ST40 achieves 15-million-degree target
Tokamak Energy announced today that it has achieved plasma temperatures of over 15 million degrees Celsius, hotter than the centre of the Sun. The Oxford, England-based company turned on its ST40 reactor for the first time in April 2017.
The reactor aims to produce a record-breaking plasma temperature for a privately-funded venture of 100 million degrees. This is almost seven times hotter than the centre of the Sun and the temperature necessary for controlled fusion.
The ST40 fusion reactor (Image: Tokamak Energy) |
Jonathan Carling, Tokamak Energy CEO, said: "We are taking significant steps towards achieving fusion energy and doing so with the agility of a private venture, driven by the goal of achieving something that will have huge benefits worldwide.
"Reaching 15 million degrees is yet another indicator of the progress at Tokamak Energy and a further validation of our approach.
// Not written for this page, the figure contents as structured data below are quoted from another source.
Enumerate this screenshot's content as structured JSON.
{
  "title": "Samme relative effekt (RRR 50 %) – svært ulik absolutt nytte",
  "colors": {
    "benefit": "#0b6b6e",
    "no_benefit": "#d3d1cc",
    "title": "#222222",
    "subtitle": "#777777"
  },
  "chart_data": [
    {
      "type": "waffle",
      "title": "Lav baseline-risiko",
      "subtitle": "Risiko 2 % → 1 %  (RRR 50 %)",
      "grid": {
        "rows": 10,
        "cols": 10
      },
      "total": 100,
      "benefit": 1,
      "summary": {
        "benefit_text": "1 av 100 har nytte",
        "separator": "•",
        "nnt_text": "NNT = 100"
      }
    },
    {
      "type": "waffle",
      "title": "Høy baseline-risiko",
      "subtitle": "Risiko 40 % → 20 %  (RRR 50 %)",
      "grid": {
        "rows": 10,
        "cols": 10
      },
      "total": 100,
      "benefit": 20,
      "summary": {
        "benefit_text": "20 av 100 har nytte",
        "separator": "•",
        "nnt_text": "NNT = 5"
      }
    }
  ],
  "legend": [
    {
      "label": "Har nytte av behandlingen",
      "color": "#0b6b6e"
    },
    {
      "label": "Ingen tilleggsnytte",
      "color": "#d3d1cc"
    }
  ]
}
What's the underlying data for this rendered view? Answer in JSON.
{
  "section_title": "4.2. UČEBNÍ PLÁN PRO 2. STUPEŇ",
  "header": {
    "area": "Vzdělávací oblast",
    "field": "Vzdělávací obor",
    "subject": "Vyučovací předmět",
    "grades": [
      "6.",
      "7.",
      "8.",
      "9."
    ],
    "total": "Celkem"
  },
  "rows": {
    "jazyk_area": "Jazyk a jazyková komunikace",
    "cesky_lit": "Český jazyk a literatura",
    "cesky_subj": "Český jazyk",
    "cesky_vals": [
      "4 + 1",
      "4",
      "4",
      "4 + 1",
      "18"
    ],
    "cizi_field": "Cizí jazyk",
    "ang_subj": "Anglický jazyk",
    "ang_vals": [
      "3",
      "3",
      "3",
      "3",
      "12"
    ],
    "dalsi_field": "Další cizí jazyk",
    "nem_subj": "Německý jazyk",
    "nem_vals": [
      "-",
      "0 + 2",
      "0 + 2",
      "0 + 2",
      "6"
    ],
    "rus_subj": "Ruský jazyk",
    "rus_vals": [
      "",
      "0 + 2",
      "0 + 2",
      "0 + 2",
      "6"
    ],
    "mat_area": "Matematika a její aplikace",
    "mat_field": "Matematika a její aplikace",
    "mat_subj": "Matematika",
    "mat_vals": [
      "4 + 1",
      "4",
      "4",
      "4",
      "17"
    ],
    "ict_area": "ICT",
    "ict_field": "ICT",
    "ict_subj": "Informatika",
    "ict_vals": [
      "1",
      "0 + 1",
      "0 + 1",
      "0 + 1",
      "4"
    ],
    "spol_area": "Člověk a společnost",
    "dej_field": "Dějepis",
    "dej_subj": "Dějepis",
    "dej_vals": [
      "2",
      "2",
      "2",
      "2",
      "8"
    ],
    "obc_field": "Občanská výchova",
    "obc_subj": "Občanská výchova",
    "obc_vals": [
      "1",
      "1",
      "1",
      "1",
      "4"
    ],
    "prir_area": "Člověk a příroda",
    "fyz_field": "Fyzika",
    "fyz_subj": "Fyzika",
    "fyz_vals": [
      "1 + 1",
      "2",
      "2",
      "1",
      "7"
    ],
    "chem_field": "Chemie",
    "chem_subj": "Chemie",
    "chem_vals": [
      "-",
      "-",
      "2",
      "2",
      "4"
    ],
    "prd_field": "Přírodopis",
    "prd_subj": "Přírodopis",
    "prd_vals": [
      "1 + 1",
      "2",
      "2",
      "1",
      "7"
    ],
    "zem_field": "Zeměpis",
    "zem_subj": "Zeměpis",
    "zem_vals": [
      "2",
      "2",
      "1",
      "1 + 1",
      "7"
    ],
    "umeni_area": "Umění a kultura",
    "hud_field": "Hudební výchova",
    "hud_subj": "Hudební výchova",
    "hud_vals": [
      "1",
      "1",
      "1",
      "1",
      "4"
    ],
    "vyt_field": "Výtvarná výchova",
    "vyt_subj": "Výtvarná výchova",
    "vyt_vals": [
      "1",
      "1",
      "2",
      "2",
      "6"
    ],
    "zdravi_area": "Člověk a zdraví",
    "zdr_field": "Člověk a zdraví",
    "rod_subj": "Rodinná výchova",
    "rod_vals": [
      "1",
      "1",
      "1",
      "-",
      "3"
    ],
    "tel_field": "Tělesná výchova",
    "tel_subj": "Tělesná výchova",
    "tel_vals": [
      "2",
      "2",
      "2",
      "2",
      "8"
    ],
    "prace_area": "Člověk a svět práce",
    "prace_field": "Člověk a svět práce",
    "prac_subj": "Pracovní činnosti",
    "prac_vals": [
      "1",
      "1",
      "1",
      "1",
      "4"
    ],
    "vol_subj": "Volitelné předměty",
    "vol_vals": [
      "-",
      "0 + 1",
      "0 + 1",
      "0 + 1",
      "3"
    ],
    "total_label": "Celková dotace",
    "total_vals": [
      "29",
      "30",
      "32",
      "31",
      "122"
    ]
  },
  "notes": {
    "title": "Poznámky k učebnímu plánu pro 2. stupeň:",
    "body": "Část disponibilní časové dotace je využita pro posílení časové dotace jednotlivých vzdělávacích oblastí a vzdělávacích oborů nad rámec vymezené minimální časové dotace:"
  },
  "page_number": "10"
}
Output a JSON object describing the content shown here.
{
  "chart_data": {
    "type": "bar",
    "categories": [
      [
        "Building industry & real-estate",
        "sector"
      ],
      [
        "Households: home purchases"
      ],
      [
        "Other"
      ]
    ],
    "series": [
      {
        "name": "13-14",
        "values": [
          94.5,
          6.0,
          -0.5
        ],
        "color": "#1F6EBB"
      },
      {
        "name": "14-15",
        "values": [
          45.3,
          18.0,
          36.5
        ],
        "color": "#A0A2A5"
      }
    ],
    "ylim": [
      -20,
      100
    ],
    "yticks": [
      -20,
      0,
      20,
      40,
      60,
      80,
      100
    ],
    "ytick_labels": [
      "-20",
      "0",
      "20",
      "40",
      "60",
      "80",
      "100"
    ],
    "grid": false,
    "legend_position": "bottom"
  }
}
Our aim is to make fusion energy a commercial reality by 2030. We view the journey as a series of engineering challenges, raising additional investment on reaching each new milestone."
The ST40 is the third machine in the company's five-stage plan to achieve "abundant, clean fusion energy", with its target of "industrial scale" energy production by 2025.
The Tokamak Energy approach is based on well-established science and is advancing rapidly, the company said. Its next target is to push on to achieve the temperatures necessary for controlled fusion on Earth.
Tokamak Energy grew out of the Culham Centre for Fusion Energy, which is also based in Oxfordshire. A key innovation, it says, is that the company combines spherical tokamaks with the latest generation of high temperature superconducting magnets.